DFL'équipe DigiForgeJun 27, 20269 min de lecture
Baie de serveurs avec concept de sauvegarde et reprise après sinistre dans des tons ambrés.

Chaque site PHP repose sur une pile de composants mobiles : un serveur web, un runtime PHP, une base de données MySQL ou PostgreSQL, des fichiers de configuration, des ressources téléchargées, et souvent une centaine de petites tâches cron. N'importe lequel de ces éléments peut tomber en panne — une table corrompue, un rm -rf malencontreux, un rançongiciel — et si vous ne disposez que d'une seule sauvegarde de la base de données datant de la semaine dernière, vous êtes en difficulté. Chez DigiForge, nous avons récupéré plus de sites PHP que nous ne voulons nous en souvenir, et la différence entre une récupération de quatre heures et un cauchemar de quatre jours se résume toujours à une chose : une stratégie de sauvegarde et de reprise après sinistre correctement conçue.

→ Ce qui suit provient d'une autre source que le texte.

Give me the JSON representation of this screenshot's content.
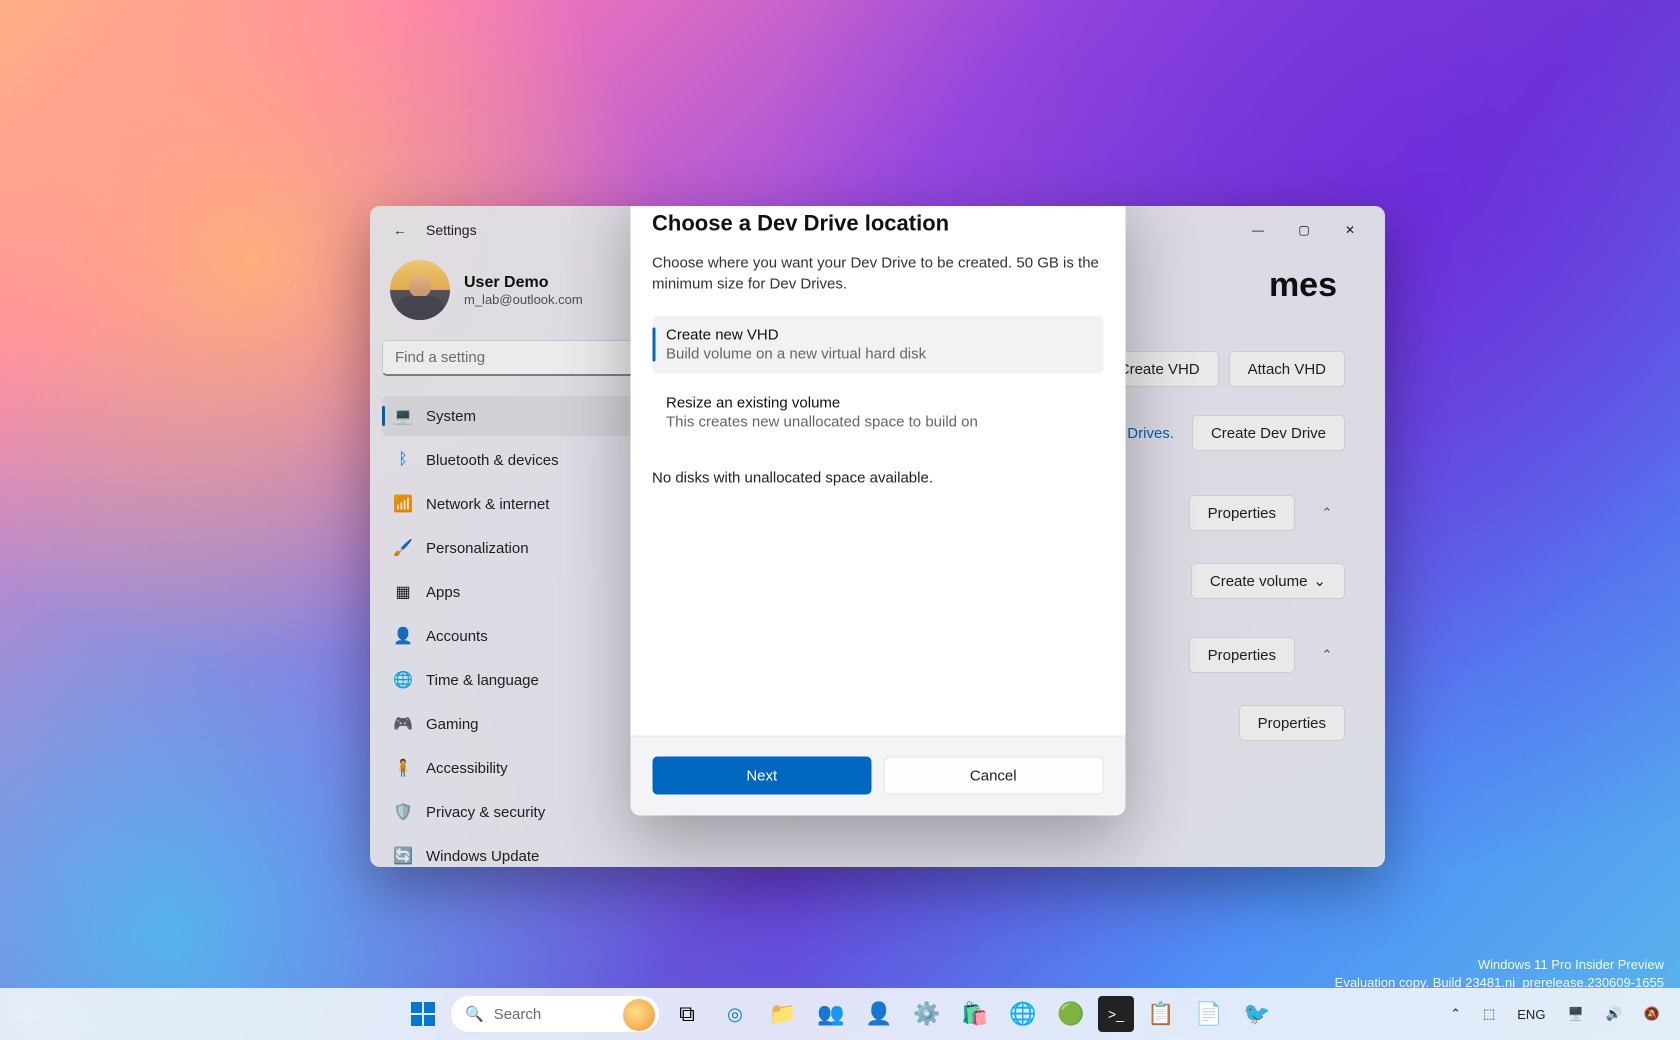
{
  "window": {
    "title": "Settings"
  },
  "user": {
    "name": "User Demo",
    "email": "m_lab@outlook.com"
  },
  "search": {
    "placeholder": "Find a setting"
  },
  "nav": {
    "items": [
      {
        "label": "System",
        "icon": "💻"
      },
      {
        "label": "Bluetooth & devices",
        "icon": "ᛒ"
      },
      {
        "label": "Network & internet",
        "icon": "📶"
      },
      {
        "label": "Personalization",
        "icon": "🖌️"
      },
      {
        "label": "Apps",
        "icon": "▦"
      },
      {
        "label": "Accounts",
        "icon": "👤"
      },
      {
        "label": "Time & language",
        "icon": "🌐"
      },
      {
        "label": "Gaming",
        "icon": "🎮"
      },
      {
        "label": "Accessibility",
        "icon": "🧍"
      },
      {
        "label": "Privacy & security",
        "icon": "🛡️"
      },
      {
        "label": "Windows Update",
        "icon": "🔄"
      }
    ]
  },
  "content": {
    "page_title_suffix": "mes",
    "create_vhd": "Create VHD",
    "attach_vhd": "Attach VHD",
    "dev_link": "Dev Drives.",
    "create_dev_drive": "Create Dev Drive",
    "properties": "Properties",
    "create_volume": "Create volume"
  },
  "dialog": {
    "title": "Choose a Dev Drive location",
    "desc": "Choose where you want your Dev Drive to be created. 50 GB is the minimum size for Dev Drives.",
    "opt1": {
      "title": "Create new VHD",
      "sub": "Build volume on a new virtual hard disk"
    },
    "opt2": {
      "title": "Resize an existing volume",
      "sub": "This creates new unallocated space to build on"
    },
    "no_disk": "No disks with unallocated space available.",
    "next": "Next",
    "cancel": "Cancel"
  },
  "weather": {
    "temp": "60°F",
    "cond": "Cloudy"
  },
  "watermark": {
    "line1": "Windows 11 Pro Insider Preview",
    "line2": "Evaluation copy. Build 23481.ni_prerelease.230609-1655"
  },
  "taskbar": {
    "search": "Search"
  },
  "tray": {
    "lang": "ENG"
  }
}
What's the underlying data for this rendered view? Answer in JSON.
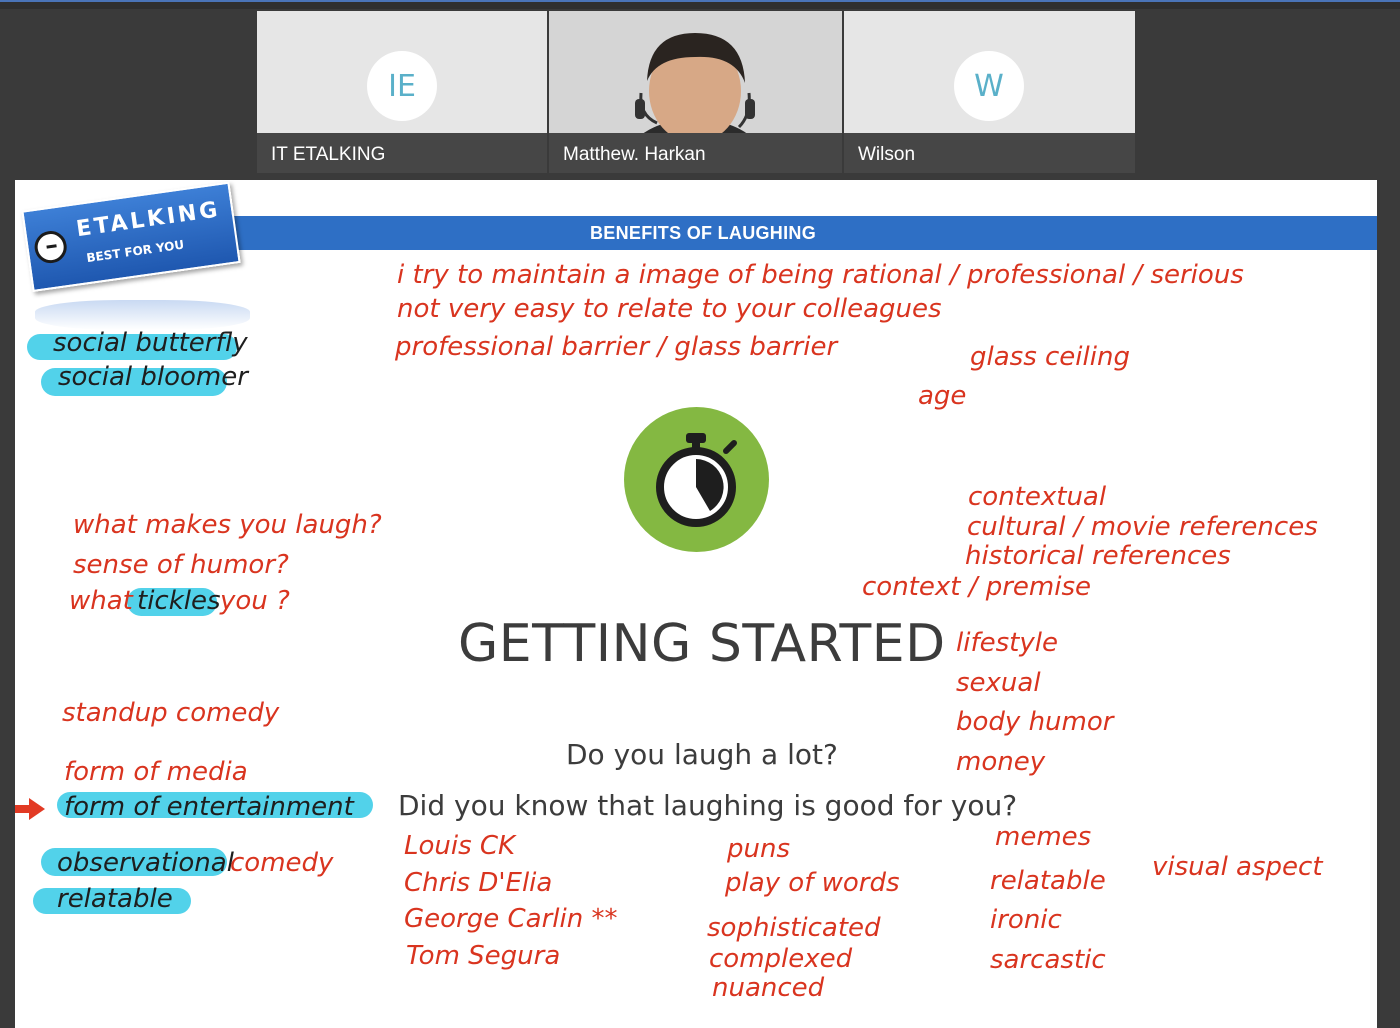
{
  "participants": [
    {
      "initials": "IE",
      "name": "IT ETALKING"
    },
    {
      "initials": "",
      "name": "Matthew. Harkan"
    },
    {
      "initials": "W",
      "name": "Wilson"
    }
  ],
  "slide": {
    "logo": {
      "main": "ETALKING",
      "sub": "BEST FOR YOU"
    },
    "banner": "BENEFITS OF LAUGHING",
    "title": "GETTING STARTED",
    "question1": "Do you laugh a lot?",
    "question2": "Did you know that laughing is good for you?",
    "timer_icon": "stopwatch-icon"
  },
  "annotations": {
    "rational": "i try to maintain a image of being rational / professional / serious",
    "relate": "not very easy to relate to your colleagues",
    "barrier": "professional barrier / glass barrier",
    "glass_ceiling": "glass ceiling",
    "age": "age",
    "social_butterfly": "social butterfly",
    "social_bloomer": "social bloomer",
    "what_makes": "what makes you laugh?",
    "sense_humor": "sense of humor?",
    "what": "what",
    "tickles": "tickles",
    "you": "you ?",
    "contextual": "contextual",
    "cultural": "cultural / movie references",
    "historical": "historical references",
    "context_premise": "context / premise",
    "lifestyle": "lifestyle",
    "sexual": "sexual",
    "body_humor": "body humor",
    "money": "money",
    "standup": "standup comedy",
    "form_media": "form of media",
    "form_entertainment": "form of entertainment",
    "observational": "observational",
    "comedy": "comedy",
    "relatable_left": "relatable",
    "louis": "Louis CK",
    "chris": "Chris D'Elia",
    "george": "George Carlin **",
    "tom": "Tom Segura",
    "puns": "puns",
    "play_words": "play of words",
    "sophisticated": "sophisticated",
    "complexed": "complexed",
    "nuanced": "nuanced",
    "memes": "memes",
    "relatable_right": "relatable",
    "ironic": "ironic",
    "sarcastic": "sarcastic",
    "visual": "visual aspect"
  },
  "colors": {
    "banner": "#2e6fc5",
    "ink": "#d9341f",
    "highlight": "#52d2ea",
    "timer": "#84b842"
  }
}
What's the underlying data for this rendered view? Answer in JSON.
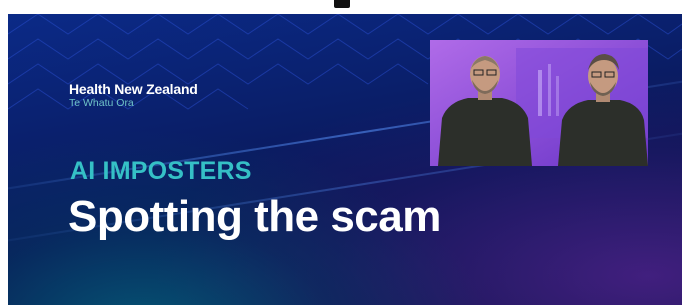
{
  "brand": {
    "name": "Health New Zealand",
    "subtitle": "Te Whatu Ora"
  },
  "slide": {
    "kicker": "AI IMPOSTERS",
    "headline": "Spotting the scam"
  },
  "colors": {
    "background_dark_blue": "#0a1654",
    "background_blue": "#0b2a87",
    "accent_teal": "#35c0c6",
    "subtitle_teal": "#6fc3c8",
    "video_purple": "#7b3fcf",
    "text_white": "#ffffff"
  },
  "icons": {
    "top_glyph": "partial-character-glyph"
  }
}
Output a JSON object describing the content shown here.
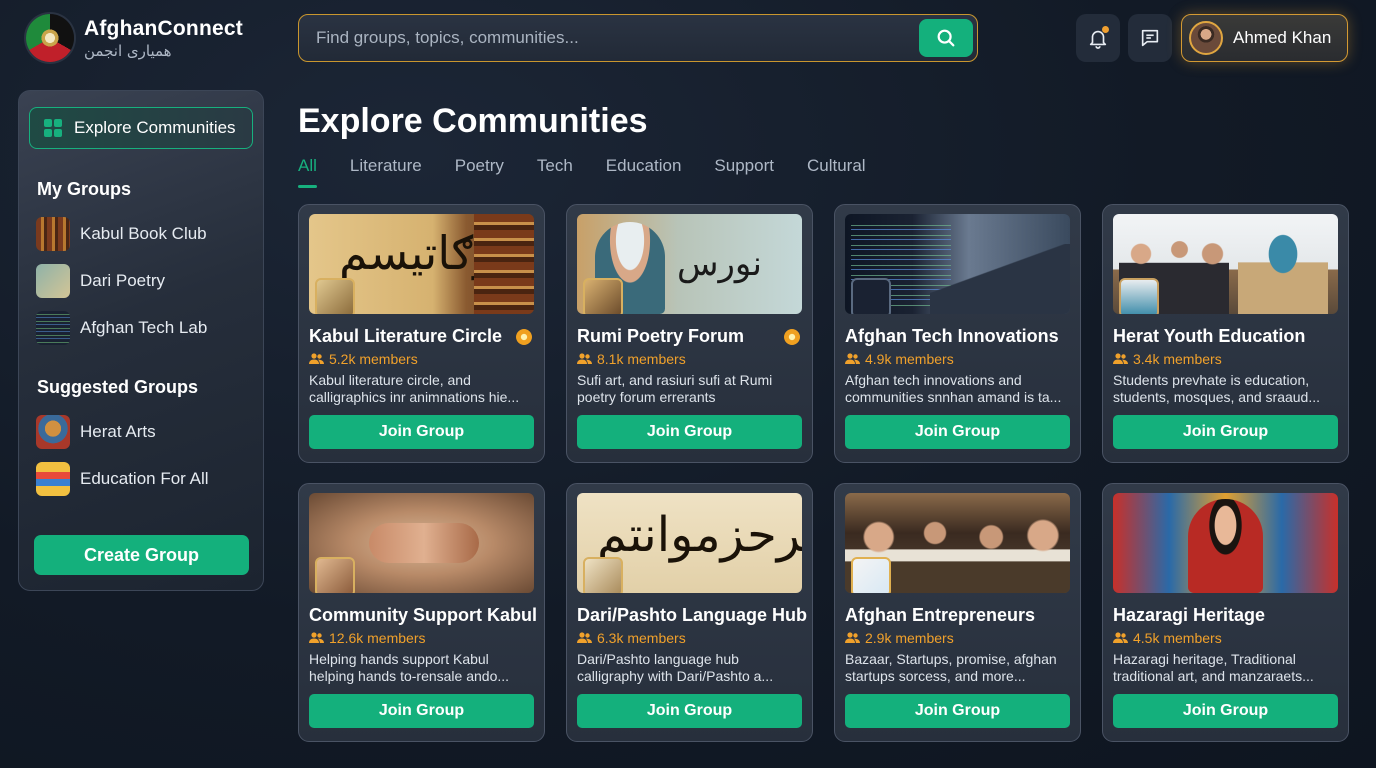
{
  "app": {
    "title": "AfghanConnect",
    "subtitle": "همیاری انجمن"
  },
  "search": {
    "placeholder": "Find groups, topics, communities..."
  },
  "user": {
    "name": "Ahmed Khan",
    "has_notifications": true
  },
  "sidebar": {
    "explore_label": "Explore Communities",
    "my_groups_title": "My Groups",
    "my_groups": [
      {
        "label": "Kabul Book Club",
        "icon": "book-club-thumbnail"
      },
      {
        "label": "Dari Poetry",
        "icon": "poetry-thumbnail"
      },
      {
        "label": "Afghan Tech Lab",
        "icon": "tech-thumbnail"
      }
    ],
    "suggested_title": "Suggested Groups",
    "suggested": [
      {
        "label": "Herat Arts",
        "icon": "herat-arts-thumbnail"
      },
      {
        "label": "Education For All",
        "icon": "books-thumbnail"
      }
    ],
    "create_label": "Create Group"
  },
  "main": {
    "title": "Explore Communities",
    "tabs": [
      "All",
      "Literature",
      "Poetry",
      "Tech",
      "Education",
      "Support",
      "Cultural"
    ],
    "active_tab": "All",
    "cards": [
      {
        "name": "Kabul Literature Circle",
        "members": "5.2k members",
        "desc": "Kabul literature circle, and calligraphics inr animnations hie...",
        "featured": true
      },
      {
        "name": "Rumi Poetry Forum",
        "members": "8.1k members",
        "desc": "Sufi art, and rasiuri sufi at Rumi poetry forum errerants",
        "featured": true
      },
      {
        "name": "Afghan Tech Innovations",
        "members": "4.9k members",
        "desc": "Afghan tech innovations and communities snnhan amand is ta...",
        "featured": false
      },
      {
        "name": "Herat Youth Education",
        "members": "3.4k members",
        "desc": "Students prevhate is education, students, mosques, and sraaud...",
        "featured": false
      },
      {
        "name": "Community Support Kabul",
        "members": "12.6k members",
        "desc": "Helping hands support Kabul helping hands to-rensale ando...",
        "featured": false
      },
      {
        "name": "Dari/Pashto Language Hub",
        "members": "6.3k members",
        "desc": "Dari/Pashto language hub calligraphy with Dari/Pashto a...",
        "featured": false
      },
      {
        "name": "Afghan Entrepreneurs",
        "members": "2.9k members",
        "desc": "Bazaar, Startups, promise, afghan startups sorcess, and more...",
        "featured": false
      },
      {
        "name": "Hazaragi Heritage",
        "members": "4.5k members",
        "desc": "Hazaragi heritage, Traditional traditional art, and manzaraets...",
        "featured": false
      }
    ],
    "join_label": "Join Group"
  },
  "colors": {
    "accent": "#14b07c",
    "highlight": "#f0a12b",
    "background": "#121a26"
  }
}
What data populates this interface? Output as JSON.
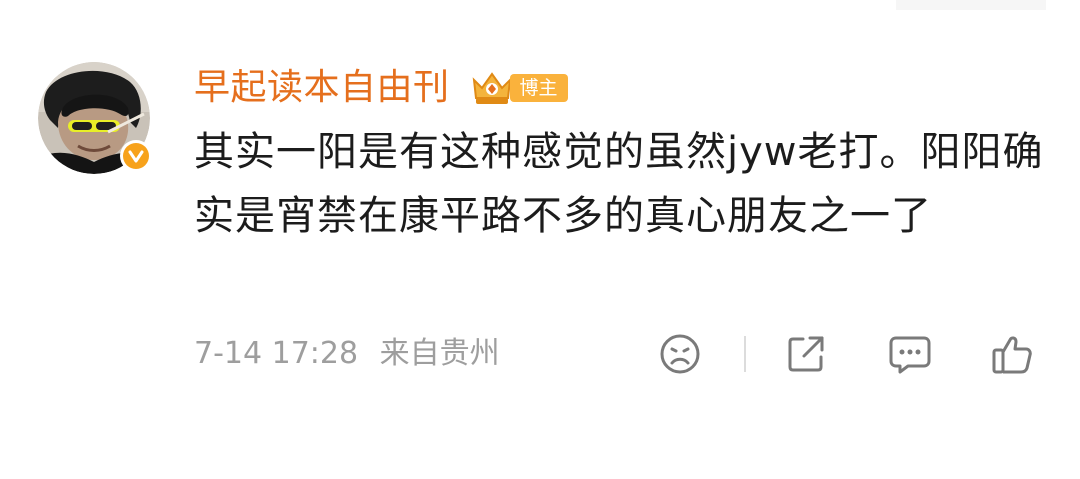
{
  "comment": {
    "username": "早起读本自由刊",
    "author_badge_label": "博主",
    "text": "其实一阳是有这种感觉的虽然jyw老打。阳阳确实是宵禁在康平路不多的真心朋友之一了",
    "time": "7-14 17:28",
    "location": "来自贵州",
    "verified": true
  },
  "icons": {
    "avatar": "user-avatar",
    "verified": "verified-check-icon",
    "author_badge": "crown-badge-icon",
    "reaction": "frown-face-icon",
    "share": "share-icon",
    "reply": "comment-bubble-icon",
    "like": "thumbs-up-icon"
  },
  "colors": {
    "username": "#e56f1d",
    "author_badge": "#fab23c",
    "verified_badge": "#f7a21b",
    "text": "#1c1c1c",
    "meta": "#9e9e9e",
    "icon": "#7a7a7a"
  }
}
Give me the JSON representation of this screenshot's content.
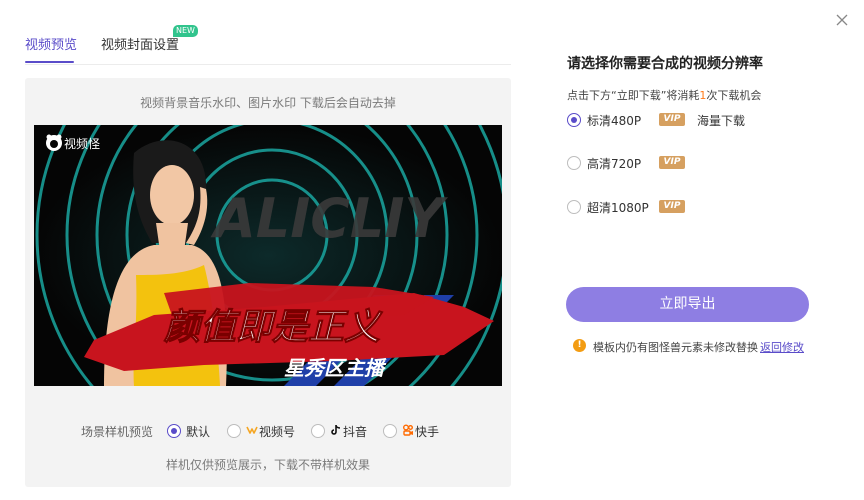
{
  "tabs": {
    "preview_label": "视频预览",
    "cover_label": "视频封面设置",
    "new_badge": "NEW"
  },
  "preview_panel": {
    "top_hint": "视频背景音乐水印、图片水印 下载后会自动去掉",
    "watermark_logo_text": "视频怪",
    "bg_text": "ALICLIY",
    "headline": "颜值即是正义",
    "subheadline": "星秀区主播",
    "scene_label": "场景样机预览",
    "scene_options": [
      {
        "label": "默认",
        "selected": true
      },
      {
        "label": "视频号",
        "selected": false,
        "icon": "wechat-channels-icon"
      },
      {
        "label": "抖音",
        "selected": false,
        "icon": "douyin-icon"
      },
      {
        "label": "快手",
        "selected": false,
        "icon": "kuaishou-icon"
      }
    ],
    "bottom_hint": "样机仅供预览展示，下载不带样机效果"
  },
  "export_panel": {
    "title": "请选择你需要合成的视频分辨率",
    "subtitle_before": "点击下方“立即下载”将消耗",
    "subtitle_count": "1",
    "subtitle_after": "次下载机会",
    "resolutions": [
      {
        "label": "标清480P",
        "vip": "VIP",
        "extra": "海量下载",
        "selected": true
      },
      {
        "label": "高清720P",
        "vip": "VIP",
        "selected": false
      },
      {
        "label": "超清1080P",
        "vip": "VIP",
        "selected": false
      }
    ],
    "export_button": "立即导出",
    "warning_text": "模板内仍有图怪兽元素未修改替换",
    "warning_link": "返回修改"
  },
  "colors": {
    "accent": "#5a4cc9",
    "button": "#8e7ee3",
    "vip": "#d6a060",
    "new_badge": "#31c48d",
    "warning": "#f39c12",
    "count_highlight": "#ff7a1a",
    "preview_red": "#c8141e",
    "preview_blue": "#1f3fa8",
    "ring_teal": "#1aa6a0"
  }
}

Pourquoi la sauvegarde seule ne suffit pas

De nombreuses équipes confondent sauvegarde et reprise après sinistre. Une sauvegarde est une copie périodique des données. La reprise après sinistre est l'ensemble du processus de remise en ligne de votre application — restauration des données, reconfiguration des services, redirection du trafic et validation du bon fonctionnement. Comme le souligne un rapport sur la résilience informatique, « protéger vos données avec des sauvegardes ne suffit plus pour survivre » (source). Une sauvegarde sans plan de reprise testé n'est qu'une assurance que vous n'avez pas encore lue.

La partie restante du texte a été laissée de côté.